Tuesday, April 07, 2020

Nopales redux in Plague-time

Michael Sedano
Dateline: CasaSedano In Isolation
Who isn't? In isolation, that is. Essential tipas tipos, that's who. The rest of us stay home and cook. Those who shop, shop and buy what's left after the hoarders emptied the shelves. For some, there's foraging. Nopales, for example, are coming into season. 

Sadly, the wilderness trails around me are closed to hikers. That means foragers can't pick the young pencas from native nopales, and that's an important element of nopal cooking. Making a small lumbre in el monte and roasting some pencas and tunas on the coals, maybe some weenies, should be part of everyone's growing up.


Ni modo. Neighborhood landscapers have discovered the beauteous opuntia in xeriscape plantings. Few of your anglo neighbors will be hep to eating that cactus, by golly, but they've heard of it. Here are some ideas to get them eating like a Mexican.


Today's La Bloga-Tuesday recycles three columns The Gluten-free Chicano has contributed to La Bloga-Tuesday in the past. A born nopal-eater and having one en la frente, el G-F Chicas Patas welcomes your recipes for nopalitos.

The Gluten-free Chicano 2014
Peeling Nopales the No-Espina Way
https://labloga.blogspot.com/2014/05/raza-hollywoods-best-kept-secret-sci-fi.html

Sadly, the title misleads a bit. Any time a cook prepares fresh nopalito pencas, an espina or two is sure to find a finger or palm. Así es, the romance of el nopal.



A sharp paring knife and careful finger placement between the espina carbuncles are two secrets to preparing nopales.

Use a washable cutting board or work on newspaper. Draw the knife around the spiny perimeter of the cactus paddle, cutting away the outer ¼ inch of spininess.

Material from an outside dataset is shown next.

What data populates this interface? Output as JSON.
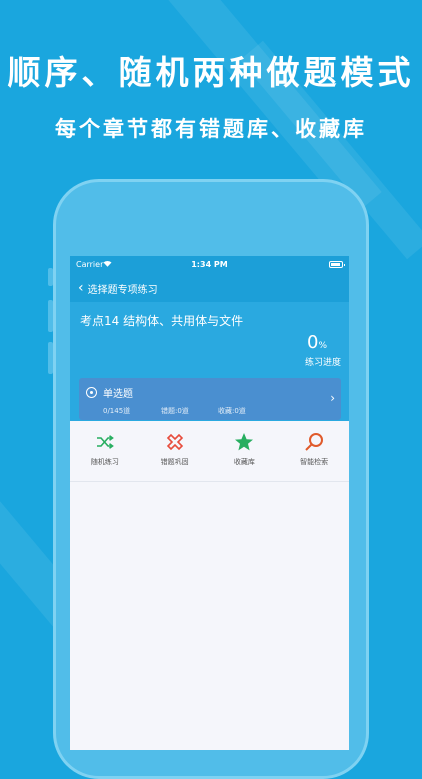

Hold the penca flat and draw the knife across the face of the penca nearly horizonally. Most espina nubs cut right off. Dip the blade in a glass of water to wash away espinitas.

Steel the blade frequently to keep the edge slicing effortlessly.

Wash the pencas. There's a white espina in the top middle of the foto below.



Slice the pencas into ¼" strips. Draw the blade at a diagonal through the strips.

The nopalitos are ready to use in a salad, a stew, with scrambled eggs. Below, nopales simmer with carne de puerco. Later, the cook will add una torta de camarón.



See below for The Gluten-free Chicano recipes for nopales con tortas de camarón and a really fancy yet economical pumpkin hominy and nopales guisado.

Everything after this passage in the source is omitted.